O gigantismo e a complexidade de um mundo em que predominou a repetição através da industrialização em massa provocaram o modo de vida onde o mais importante é ocupar o imaginário das pessoas, não o território. Quanto mais imaginário conquistado, mas fãs e adeptos a determinados mecanismos de repetição guiados pela cultura de massa. Esta, enfim, chegou a um ponto de total expansão com a internet, mas por maior a ironia, seu gigantismo passou a autodevorar todo o sistema, todos os mecanismos criados anteriormente.
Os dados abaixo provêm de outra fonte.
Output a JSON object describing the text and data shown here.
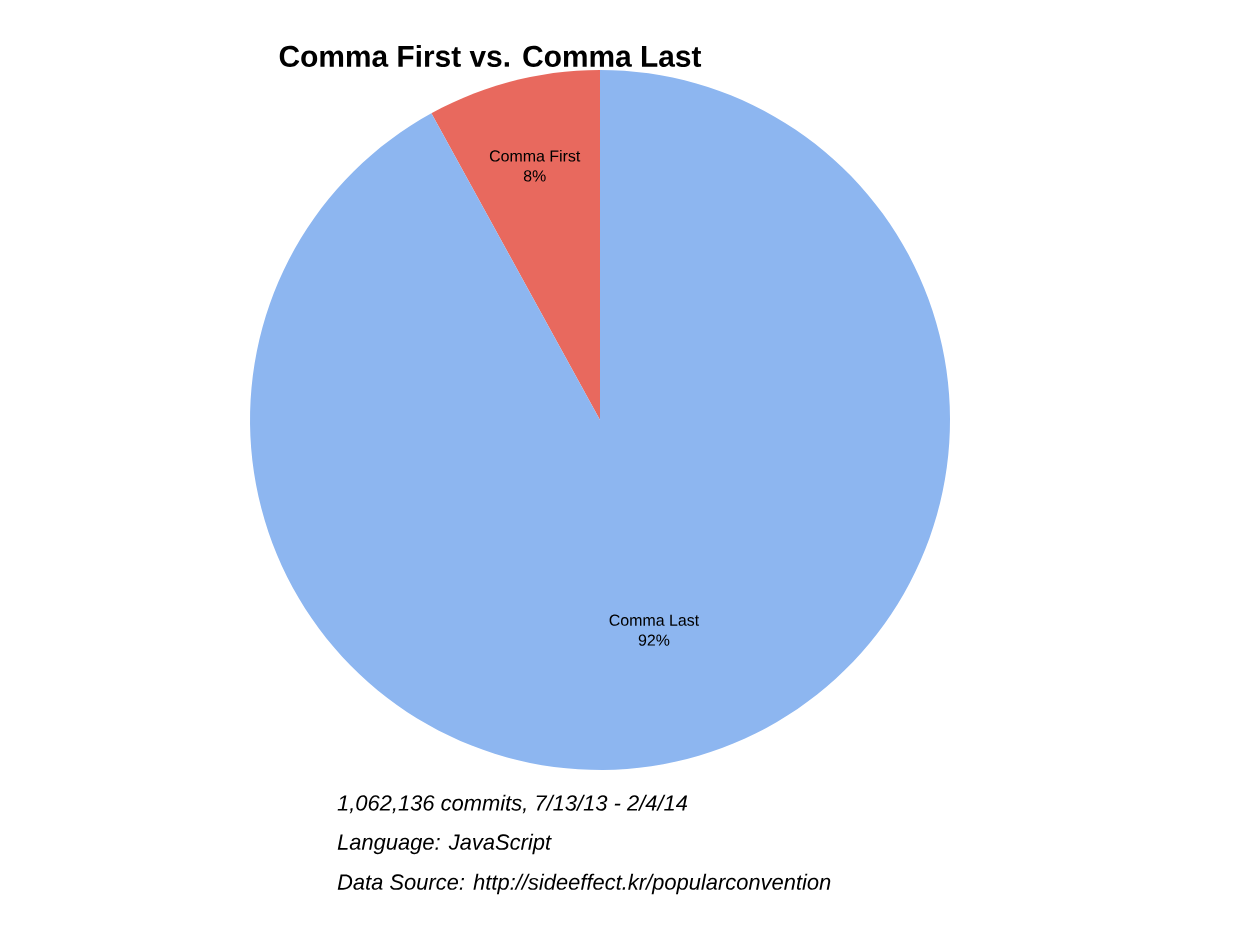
{
  "chart_data": {
    "type": "pie",
    "title": "Comma First vs. Comma Last",
    "categories": [
      "Comma First",
      "Comma Last"
    ],
    "values": [
      8,
      92
    ],
    "value_labels": [
      "8%",
      "92%"
    ],
    "colors": [
      "#e8695e",
      "#8db6f0"
    ],
    "annotations": [
      "1,062,136 commits, 7/13/13 - 2/4/14",
      "Language: JavaScript",
      "Data Source: http://sideeffect.kr/popularconvention"
    ]
  }
}
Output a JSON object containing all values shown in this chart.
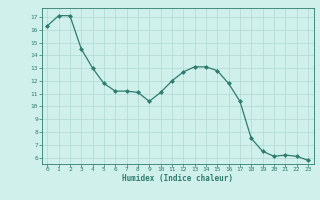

Ainda talvez não seja a hora, porque temos na rede mundial de computadores a repetição das audiências do chamado “mundo real”, como a dos jornais impressos, a das emissoras de tevê e até mesmo a das estações de rádio. Mas quando já tivermos distantes de tudo isso, e com a possibilidade de todos também serem “agentes”, as audiências tenderão a se pulverizar. Então, a saída será voltarmos às pequenas comunidades de interesses, e só sairemos delas nos poucos momentos em que precisemos procurar uma padaria para comprar o pão de cada dia.

Para que não sejamos tão céticos e catastróficos, um dia desses descobri um grupo de poetas que publica seus poemas em pequenas tiragens e os divulga apenas entre os amigos. Um deles falou que poesia não é para dar lucro. E ainda foi mais longe: a única transgressão possível é a da poesia, porque transforma a linguagem, o referencial com que o ser humano se entende, num terreno não tão seguro. Uma vez por mês reúnem-se para ler seus versos em voz alta. Talvez esse pequeno exemplo de comunidade possa servir de alternativa a quem almeja um mundo mais humano, sem preocupação com a audiência e, em consequência, sem o instinto exacerbado de competição.

Comecei discutindo a possibilidade de algumas atitudes de recusa ao mundo intensamente comercial em que vivemos, esse universo reprodutivo que devora todos os sonhos. E chego à conclusão de que, salvo essas pequenas e talvez importantes tentativas de insistir em opções alternativas, há a atitude mais drástica, talvez a chamada recusa total, às vezes utilizada por poetas e filósofos entre outros e outras, a maior de todas as transgressões: o suicídio, ainda que através do álcool e das drogas.